AI Voice Nodes

AI Voice Nodes convert text to speech (TTS), clone voices from audio samples, and transform speech between voices (STS — Speech-to-Speech). They support three input types: a script (text), a reference voice (audio for cloning), and a performance (audio/video for speech transformation and dubbing).

Inputs & Outputs

Port	Direction	Type	Description
input	In	Text	Script/text from Text Node — the words to speak
reference	In	Audio	Voice sample from Audio Node — the voice to clone
performance	In	Audio/Video	Source audio or video for speech-to-speech transformation or dubbing
output	Out	Audio	Generated speech audio

Inspector Controls

Voice Selection — Dropdown to choose from preset voices or use a cloned voice (when Audio Node is connected as reference).
Generation Mode — TTS (Text-to-Speech from script) or STS (Speech-to-Speech from performance audio).
Language — Target language for generation.
Speed — Adjust speech speed (slower for narration, faster for energetic content).

Generation Modes

Text-to-Speech (TTS)

Connect a Text Node with the script. The AI Voice Node generates speech using the selected voice or cloned voice.

Best for: narration, voiceovers, audiobooks, accessibility

Speech-to-Speech (STS)

Connect an Audio or Video Node as performance. The AI Voice Node transforms the speech into a different voice.

Best for: dubbing, voice acting, translating spoken content

Voice Cloning

Connect an Audio Node as reference (voice sample) + Text Node as script. The AI Voice Node generates speech in the cloned voice.

Best for: brand voices, character consistency, personalized content

How to Use

Add an AI Voice Node to the canvas
Connect a Text Node (your script) to the input port
(Optional) Connect an Audio Node to the reference port for voice cloning
(Optional) Connect an Audio/Video Node to the performance port for STS
Select voice or let it use the cloned reference
Click Generate
Download the resulting audio file

Workflow Examples

Narrated Video: Text Node (“Welcome to our documentary about ocean life…“) → AI Voice Node (generates narration) + Text Node → Scene Node (generates matching visuals with audio enabled)

Video Dubbing: Scene Node (original video in English) → AI Voice Node (performance port — transforms speech to French)

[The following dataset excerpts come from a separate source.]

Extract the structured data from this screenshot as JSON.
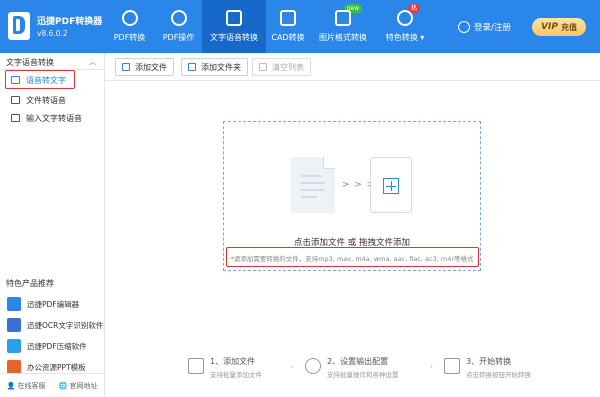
{
  "app": {
    "name": "迅捷PDF转换器",
    "version": "v8.6.0.2"
  },
  "nav": [
    {
      "label": "PDF转换",
      "badge": ""
    },
    {
      "label": "PDF操作",
      "badge": ""
    },
    {
      "label": "文字语音转换",
      "badge": "",
      "active": true
    },
    {
      "label": "CAD转换",
      "badge": ""
    },
    {
      "label": "图片格式转换",
      "badge": "new"
    },
    {
      "label": "特色转换 ▾",
      "badge": "热"
    }
  ],
  "header": {
    "login": "登录/注册",
    "vip_tag": "VIP",
    "vip_label": "充值"
  },
  "sidebar": {
    "title": "文字语音转换",
    "collapse": "︿",
    "items": [
      {
        "label": "语音转文字",
        "active": true
      },
      {
        "label": "文件转语音"
      },
      {
        "label": "输入文字转语音"
      }
    ],
    "recommend_title": "特色产品推荐",
    "recommend": [
      {
        "label": "迅捷PDF编辑器",
        "color": "#2a86e8"
      },
      {
        "label": "迅捷OCR文字识别软件",
        "color": "#3a6fd8"
      },
      {
        "label": "迅捷PDF压缩软件",
        "color": "#2aa0e8"
      },
      {
        "label": "办公资源PPT模板",
        "color": "#e8632a"
      }
    ],
    "bottom": {
      "service": "在线客服",
      "website": "官网地址"
    }
  },
  "toolbar": {
    "add_file": "添加文件",
    "add_folder": "添加文件夹",
    "clear": "清空列表"
  },
  "dropzone": {
    "arrows": "> > >",
    "title": "点击添加文件 或 拖拽文件添加",
    "hint": "*请添加需要转换的文件，支持mp3, mav, m4a, wma, aac, flac, ac3, m4r等格式"
  },
  "steps": [
    {
      "title": "1、添加文件",
      "desc": "支持批量添加文件"
    },
    {
      "title": "2、设置输出配置",
      "desc": "支持批量操作和各种设置"
    },
    {
      "title": "3、开始转换",
      "desc": "点击转换按钮开始转换"
    }
  ],
  "colors": {
    "brand": "#2a86e8",
    "highlight": "#e03434"
  }
}
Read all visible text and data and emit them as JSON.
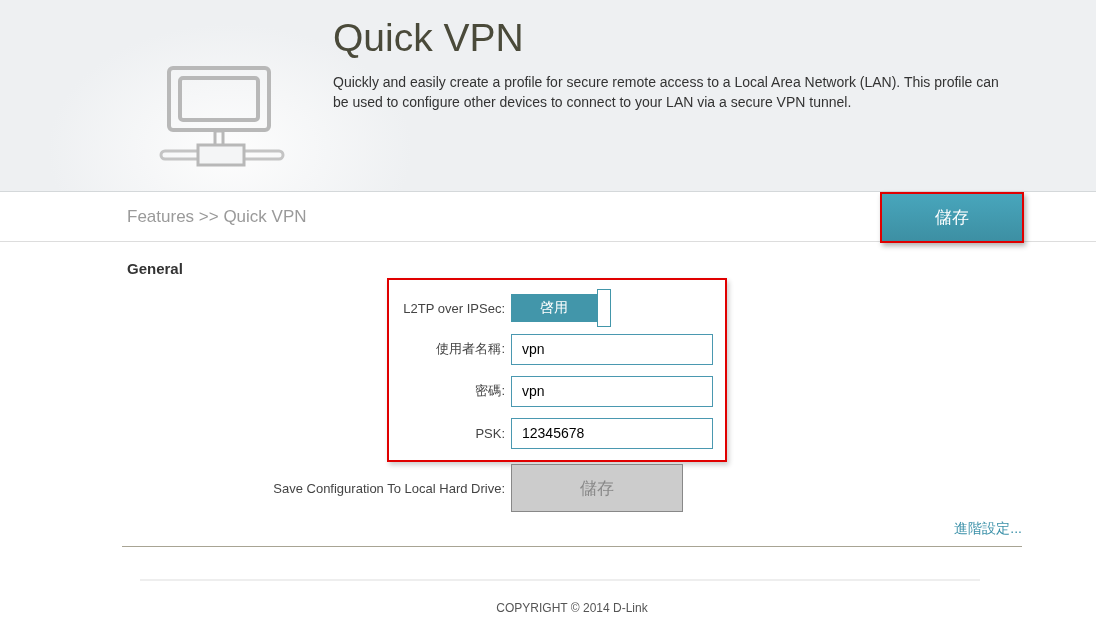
{
  "header": {
    "title": "Quick VPN",
    "description": "Quickly and easily create a profile for secure remote access to a Local Area Network (LAN). This profile can be used to configure other devices to connect to your LAN via a secure VPN tunnel."
  },
  "breadcrumb": "Features >> Quick VPN",
  "save_button": {
    "label": "儲存",
    "highlighted": true
  },
  "section": {
    "title": "General",
    "highlighted": true
  },
  "fields": [
    {
      "kind": "toggle",
      "label": "L2TP over IPSec:",
      "text": "啓用",
      "on": true
    },
    {
      "kind": "input",
      "label": "使用者名稱:",
      "value": "vpn"
    },
    {
      "kind": "input",
      "label": "密碼:",
      "value": "vpn"
    },
    {
      "kind": "input",
      "label": "PSK:",
      "value": "12345678"
    }
  ],
  "save_config": {
    "label": "Save Configuration To Local Hard Drive:",
    "button": "儲存",
    "disabled": true
  },
  "advanced_link": "進階設定...",
  "footer": "COPYRIGHT © 2014 D-Link"
}
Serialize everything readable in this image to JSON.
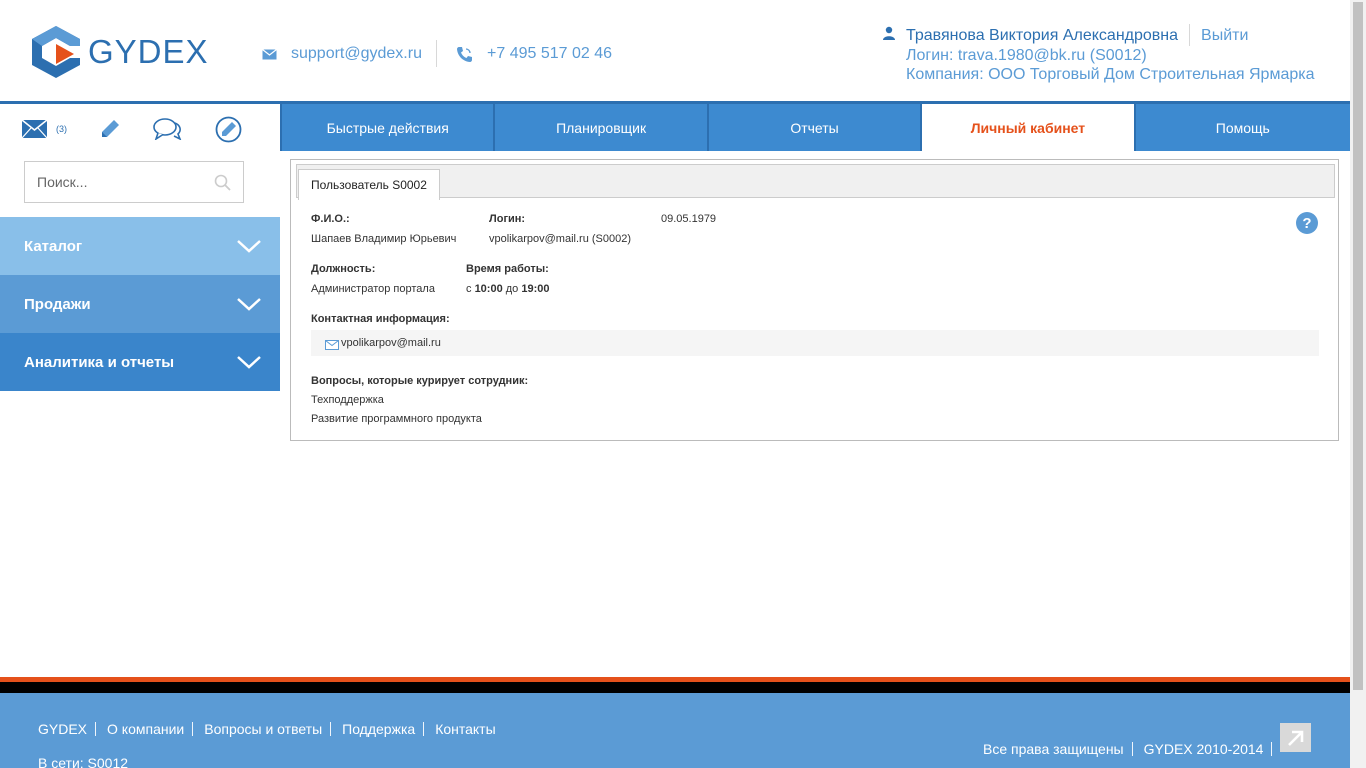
{
  "header": {
    "logo_text": "GYDEX",
    "email": "support@gydex.ru",
    "phone": "+7 495 517 02 46",
    "user_name": "Травянова Виктория Александровна",
    "logout": "Выйти",
    "login_line": "Логин: trava.1980@bk.ru (S0012)",
    "company_line": "Компания: ООО Торговый Дом Строительная Ярмарка"
  },
  "sidebar": {
    "mail_count": "(3)",
    "search_placeholder": "Поиск...",
    "menu": [
      {
        "label": "Каталог"
      },
      {
        "label": "Продажи"
      },
      {
        "label": "Аналитика и отчеты"
      }
    ]
  },
  "tabs": [
    {
      "label": "Быстрые действия"
    },
    {
      "label": "Планировщик"
    },
    {
      "label": "Отчеты"
    },
    {
      "label": "Личный кабинет",
      "active": true
    },
    {
      "label": "Помощь"
    }
  ],
  "profile": {
    "tab_label": "Пользователь S0002",
    "fio_label": "Ф.И.О.:",
    "fio_value": "Шапаев Владимир Юрьевич",
    "login_label": "Логин:",
    "login_value": "vpolikarpov@mail.ru (S0002)",
    "birth_date": "09.05.1979",
    "position_label": "Должность:",
    "position_value": "Администратор портала",
    "hours_label": "Время работы:",
    "hours_from_prefix": "с",
    "hours_from": "10:00",
    "hours_to_prefix": "до",
    "hours_to": "19:00",
    "contact_label": "Контактная информация:",
    "contact_email": "vpolikarpov@mail.ru",
    "questions_label": "Вопросы, которые курирует сотрудник:",
    "questions": [
      "Техподдержка",
      "Развитие программного продукта"
    ]
  },
  "footer": {
    "links": [
      "GYDEX",
      "О компании",
      "Вопросы и ответы",
      "Поддержка",
      "Контакты"
    ],
    "online": "В сети: S0012",
    "rights": "Все права защищены",
    "copyright": "GYDEX 2010-2014"
  },
  "colors": {
    "brand_blue": "#2c6fb0",
    "light_blue": "#5b9bd5",
    "accent_orange": "#e5511b"
  }
}
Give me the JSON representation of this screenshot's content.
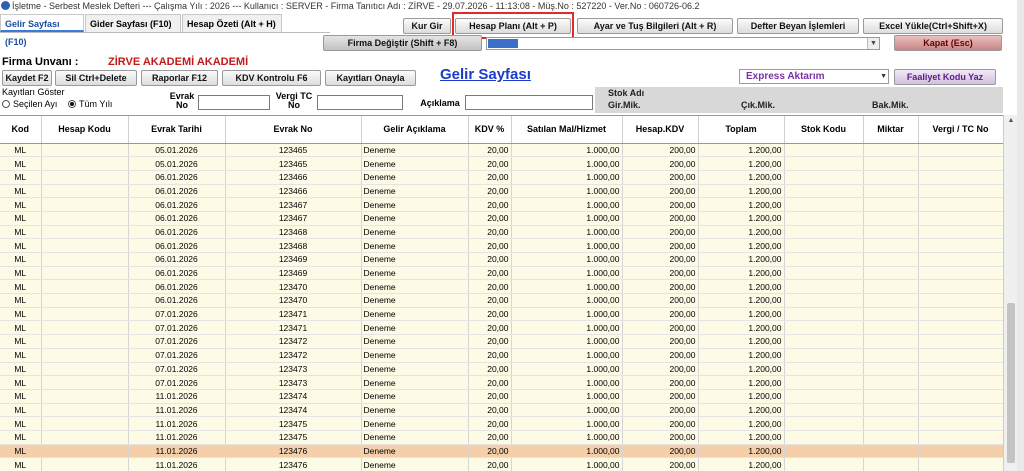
{
  "window": {
    "title": "İşletme - Serbest Meslek Defteri  ---  Çalışma Yılı : 2026  ---  Kullanıcı : SERVER - Firma Tanıtıcı Adı : ZİRVE - 29.07.2026 - 11:13:08 - Müş.No : 527220 - Ver.No : 060726-06.2"
  },
  "tabs": [
    {
      "label": "Gelir Sayfası (F10)"
    },
    {
      "label": "Gider Sayfası (F10)"
    },
    {
      "label": "Hesap Özeti (Alt + H)"
    }
  ],
  "toolbar": {
    "kur_gir": "Kur Gir",
    "hesap_plani": "Hesap Planı (Alt + P)",
    "ayar_tus": "Ayar ve Tuş Bilgileri (Alt + R)",
    "defter_beyan": "Defter Beyan İşlemleri",
    "excel_yukle": "Excel Yükle(Ctrl+Shift+X)",
    "firma_degistir": "Firma Değiştir (Shift + F8)",
    "kapat": "Kapat (Esc)"
  },
  "firma": {
    "label": "Firma Unvanı :",
    "value": "ZİRVE AKADEMİ AKADEMİ"
  },
  "actions": {
    "kaydet": "Kaydet F2",
    "sil": "Sil Ctrl+Delete",
    "raporlar": "Raporlar F12",
    "kdv_kontrolu": "KDV Kontrolu F6",
    "kayitlari_onayla": "Kayıtları Onayla"
  },
  "page_title": "Gelir Sayfası",
  "express": {
    "value": "Express Aktarım"
  },
  "faaliyet_button": "Faaliyet Kodu Yaz",
  "filter": {
    "title": "Kayıtları Göster",
    "option_secilen": "Seçilen Ayı",
    "option_tum": "Tüm Yılı",
    "evrak_no_label_1": "Evrak",
    "evrak_no_label_2": "No",
    "vergi_label_1": "Vergi TC",
    "vergi_label_2": "No",
    "aciklama_label": "Açıklama"
  },
  "stok": {
    "title": "Stok Adı",
    "gir": "Gir.Mik.",
    "cik": "Çık.Mik.",
    "bak": "Bak.Mik."
  },
  "columns": [
    "Kod",
    "Hesap Kodu",
    "Evrak Tarihi",
    "Evrak No",
    "Gelir Açıklama",
    "KDV %",
    "Satılan Mal/Hizmet",
    "Hesap.KDV",
    "Toplam",
    "Stok Kodu",
    "Miktar",
    "Vergi / TC No"
  ],
  "rows": [
    [
      "ML",
      "",
      "05.01.2026",
      "123465",
      "Deneme",
      "20,00",
      "1.000,00",
      "200,00",
      "1.200,00",
      "",
      "",
      ""
    ],
    [
      "ML",
      "",
      "05.01.2026",
      "123465",
      "Deneme",
      "20,00",
      "1.000,00",
      "200,00",
      "1.200,00",
      "",
      "",
      ""
    ],
    [
      "ML",
      "",
      "06.01.2026",
      "123466",
      "Deneme",
      "20,00",
      "1.000,00",
      "200,00",
      "1.200,00",
      "",
      "",
      ""
    ],
    [
      "ML",
      "",
      "06.01.2026",
      "123466",
      "Deneme",
      "20,00",
      "1.000,00",
      "200,00",
      "1.200,00",
      "",
      "",
      ""
    ],
    [
      "ML",
      "",
      "06.01.2026",
      "123467",
      "Deneme",
      "20,00",
      "1.000,00",
      "200,00",
      "1.200,00",
      "",
      "",
      ""
    ],
    [
      "ML",
      "",
      "06.01.2026",
      "123467",
      "Deneme",
      "20,00",
      "1.000,00",
      "200,00",
      "1.200,00",
      "",
      "",
      ""
    ],
    [
      "ML",
      "",
      "06.01.2026",
      "123468",
      "Deneme",
      "20,00",
      "1.000,00",
      "200,00",
      "1.200,00",
      "",
      "",
      ""
    ],
    [
      "ML",
      "",
      "06.01.2026",
      "123468",
      "Deneme",
      "20,00",
      "1.000,00",
      "200,00",
      "1.200,00",
      "",
      "",
      ""
    ],
    [
      "ML",
      "",
      "06.01.2026",
      "123469",
      "Deneme",
      "20,00",
      "1.000,00",
      "200,00",
      "1.200,00",
      "",
      "",
      ""
    ],
    [
      "ML",
      "",
      "06.01.2026",
      "123469",
      "Deneme",
      "20,00",
      "1.000,00",
      "200,00",
      "1.200,00",
      "",
      "",
      ""
    ],
    [
      "ML",
      "",
      "06.01.2026",
      "123470",
      "Deneme",
      "20,00",
      "1.000,00",
      "200,00",
      "1.200,00",
      "",
      "",
      ""
    ],
    [
      "ML",
      "",
      "06.01.2026",
      "123470",
      "Deneme",
      "20,00",
      "1.000,00",
      "200,00",
      "1.200,00",
      "",
      "",
      ""
    ],
    [
      "ML",
      "",
      "07.01.2026",
      "123471",
      "Deneme",
      "20,00",
      "1.000,00",
      "200,00",
      "1.200,00",
      "",
      "",
      ""
    ],
    [
      "ML",
      "",
      "07.01.2026",
      "123471",
      "Deneme",
      "20,00",
      "1.000,00",
      "200,00",
      "1.200,00",
      "",
      "",
      ""
    ],
    [
      "ML",
      "",
      "07.01.2026",
      "123472",
      "Deneme",
      "20,00",
      "1.000,00",
      "200,00",
      "1.200,00",
      "",
      "",
      ""
    ],
    [
      "ML",
      "",
      "07.01.2026",
      "123472",
      "Deneme",
      "20,00",
      "1.000,00",
      "200,00",
      "1.200,00",
      "",
      "",
      ""
    ],
    [
      "ML",
      "",
      "07.01.2026",
      "123473",
      "Deneme",
      "20,00",
      "1.000,00",
      "200,00",
      "1.200,00",
      "",
      "",
      ""
    ],
    [
      "ML",
      "",
      "07.01.2026",
      "123473",
      "Deneme",
      "20,00",
      "1.000,00",
      "200,00",
      "1.200,00",
      "",
      "",
      ""
    ],
    [
      "ML",
      "",
      "11.01.2026",
      "123474",
      "Deneme",
      "20,00",
      "1.000,00",
      "200,00",
      "1.200,00",
      "",
      "",
      ""
    ],
    [
      "ML",
      "",
      "11.01.2026",
      "123474",
      "Deneme",
      "20,00",
      "1.000,00",
      "200,00",
      "1.200,00",
      "",
      "",
      ""
    ],
    [
      "ML",
      "",
      "11.01.2026",
      "123475",
      "Deneme",
      "20,00",
      "1.000,00",
      "200,00",
      "1.200,00",
      "",
      "",
      ""
    ],
    [
      "ML",
      "",
      "11.01.2026",
      "123475",
      "Deneme",
      "20,00",
      "1.000,00",
      "200,00",
      "1.200,00",
      "",
      "",
      ""
    ],
    [
      "ML",
      "",
      "11.01.2026",
      "123476",
      "Deneme",
      "20,00",
      "1.000,00",
      "200,00",
      "1.200,00",
      "",
      "",
      ""
    ],
    [
      "ML",
      "",
      "11.01.2026",
      "123476",
      "Deneme",
      "20,00",
      "1.000,00",
      "200,00",
      "1.200,00",
      "",
      "",
      ""
    ]
  ],
  "selected_row_index": 22,
  "colors": {
    "row_bg": "#fdfbe6",
    "selected_row_bg": "#f5cfa9",
    "title_blue": "#1a3cc9",
    "firma_red": "#c21a1a",
    "highlight_red": "#e12a2a"
  }
}
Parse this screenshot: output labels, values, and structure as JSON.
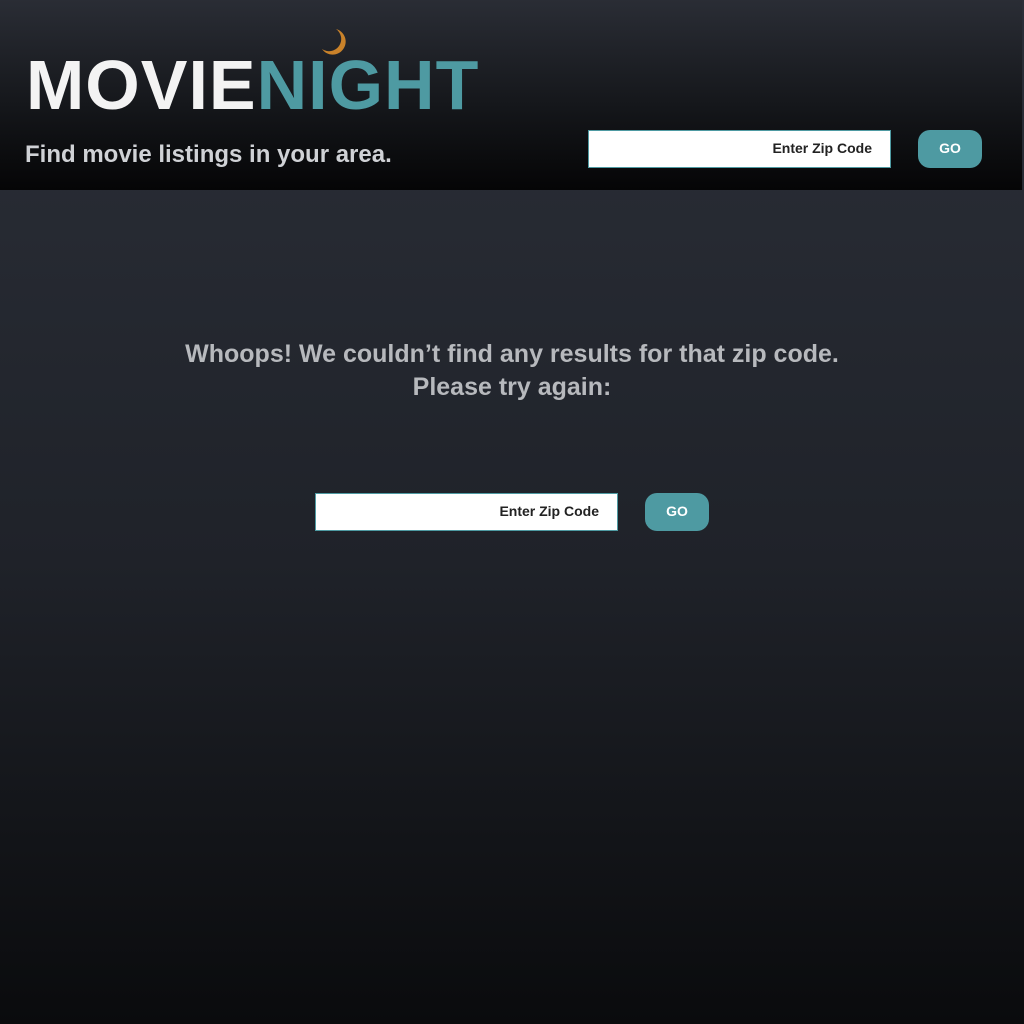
{
  "header": {
    "logo_part1": "MOVIE",
    "logo_part2": "NIGHT",
    "logo_icon": "crescent-moon-icon",
    "tagline": "Find movie listings in your area.",
    "search": {
      "placeholder": "Enter Zip Code",
      "value": "",
      "button_label": "GO"
    }
  },
  "main": {
    "message_line1": "Whoops! We couldn’t find any results for that zip code.",
    "message_line2": "Please try again:",
    "search": {
      "placeholder": "Enter Zip Code",
      "value": "",
      "button_label": "GO"
    }
  },
  "colors": {
    "accent": "#4e9aa2",
    "moon": "#c9822a",
    "logo_white": "#f3f3f3",
    "message_text": "#b7b9bd"
  }
}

Character Voice: Audio Node (10s sample of a voice) → AI Voice Node (reference port) + Text Node (character dialogue) → generates dialogue in the cloned voice

Tips

For voice cloning, provide 10-30 seconds of clean speech — no background noise, music, or multiple speakers
STS quality depends on the input audio quality — clear, well-recorded source produces better results
Use TTS when you have a script, STS when you have existing audio to transform
For video dubbing, connect the video to the performance port — the AI matches lip movements
Keep scripts under 500 words per generation for best quality
Test with short samples before generating long narrations

Troubleshooting

Voice quality poor: Check that the reference audio sample is clean (no noise, single speaker, 10-30s).
Wrong language: Make sure the Language setting matches your script. Some voices may not support all languages.
Generation too slow: Long scripts take longer. Split into shorter segments if needed.
Audio clipping: Reduce the speed setting or break text into shorter paragraphs.